Source: Financial Markets Journal

However, as the market continued to evolve, the gap between these two perspectives began to narrow. Corporate actions, changes in listing structures, and the gradual unwinding of legacy treatments led to increasing overlap between the ALSI and SWIX. By the early 2020s, the majority of the differences that once justified maintaining parallel benchmark families had diminished, with only a small number of constituents still driving divergence.

Overlap of ALSI and SWIX



Source: Camissa Asset Management, JSE

It was against this backdrop that the JSE’s index harmonisation initiative took shape. Rather than introducing a new methodology, the process acknowledged what had already occurred organically: the market had converged.

[BD1]

Source Allan Gray, PMX

Phase 1 of the project, implemented in March 2024, aligned weighting methodologies across the indices. Phase 2, effective from the end of 2025, completed this journey by formally retiring the SWIX indices and leaving a single, harmonised benchmark framework in place. This is not a break from the past, but a consolidation of it -pruning complexity while preserving continuity.

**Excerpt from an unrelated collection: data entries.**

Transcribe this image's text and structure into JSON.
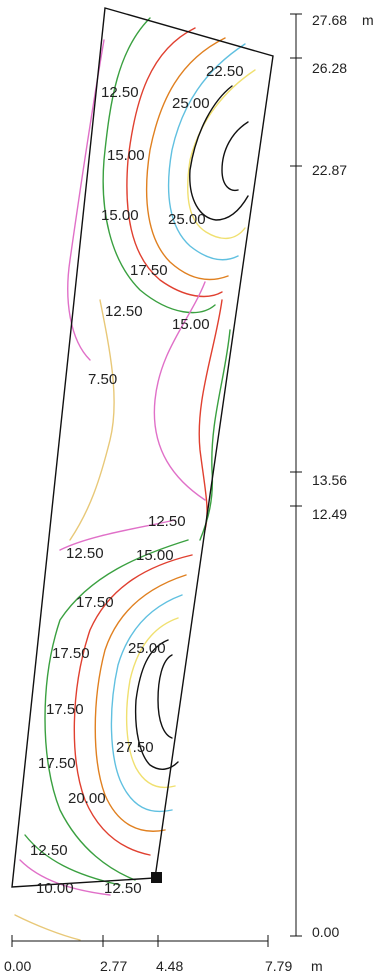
{
  "right_axis": {
    "unit": "m",
    "ticks": [
      {
        "label": "27.68",
        "value": 27.68
      },
      {
        "label": "26.28",
        "value": 26.28
      },
      {
        "label": "22.87",
        "value": 22.87
      },
      {
        "label": "13.56",
        "value": 13.56
      },
      {
        "label": "12.49",
        "value": 12.49
      },
      {
        "label": "0.00",
        "value": 0.0
      }
    ]
  },
  "bottom_axis": {
    "unit": "m",
    "ticks": [
      {
        "label": "0.00",
        "value": 0.0
      },
      {
        "label": "2.77",
        "value": 2.77
      },
      {
        "label": "4.48",
        "value": 4.48
      },
      {
        "label": "7.79",
        "value": 7.79
      }
    ]
  },
  "contour_labels": [
    {
      "label": "22.50",
      "value": 22.5
    },
    {
      "label": "12.50",
      "value": 12.5
    },
    {
      "label": "25.00",
      "value": 25.0
    },
    {
      "label": "15.00",
      "value": 15.0
    },
    {
      "label": "15.00",
      "value": 15.0
    },
    {
      "label": "25.00",
      "value": 25.0
    },
    {
      "label": "17.50",
      "value": 17.5
    },
    {
      "label": "12.50",
      "value": 12.5
    },
    {
      "label": "15.00",
      "value": 15.0
    },
    {
      "label": "7.50",
      "value": 7.5
    },
    {
      "label": "12.50",
      "value": 12.5
    },
    {
      "label": "12.50",
      "value": 12.5
    },
    {
      "label": "15.00",
      "value": 15.0
    },
    {
      "label": "17.50",
      "value": 17.5
    },
    {
      "label": "17.50",
      "value": 17.5
    },
    {
      "label": "25.00",
      "value": 25.0
    },
    {
      "label": "17.50",
      "value": 17.5
    },
    {
      "label": "17.50",
      "value": 17.5
    },
    {
      "label": "27.50",
      "value": 27.5
    },
    {
      "label": "20.00",
      "value": 20.0
    },
    {
      "label": "12.50",
      "value": 12.5
    },
    {
      "label": "10.00",
      "value": 10.0
    },
    {
      "label": "12.50",
      "value": 12.5
    }
  ],
  "isoline_colors": {
    "7.50": "#e8c878",
    "10.00": "#e070c8",
    "12.50": "#3aa040",
    "15.00": "#e04030",
    "17.50": "#e08020",
    "20.00": "#60c0e0",
    "22.50": "#111111",
    "25.00": "#f0e070",
    "27.50": "#111111",
    "boundary": "#111111"
  },
  "luminaire_marker": "filled-square"
}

Implications for advisers and portfolios
The termination of the SWIX indices is viewed as a simplification rather than a shift in investment exposure or philosophy. The underlying equity market remains unchanged, and investors should not expect portfolio repositioning as a result. That said, the move brings clearer and more consistent benchmarking, reduces complexity in reporting and mandate governance, and improves comparability across funds and peers. While modest changes in individual stock or sector weights have occurred as legacy distinctions fall away, these are incremental in nature. For advisers, the transition enhances transparency without altering long-term risk or return expectations.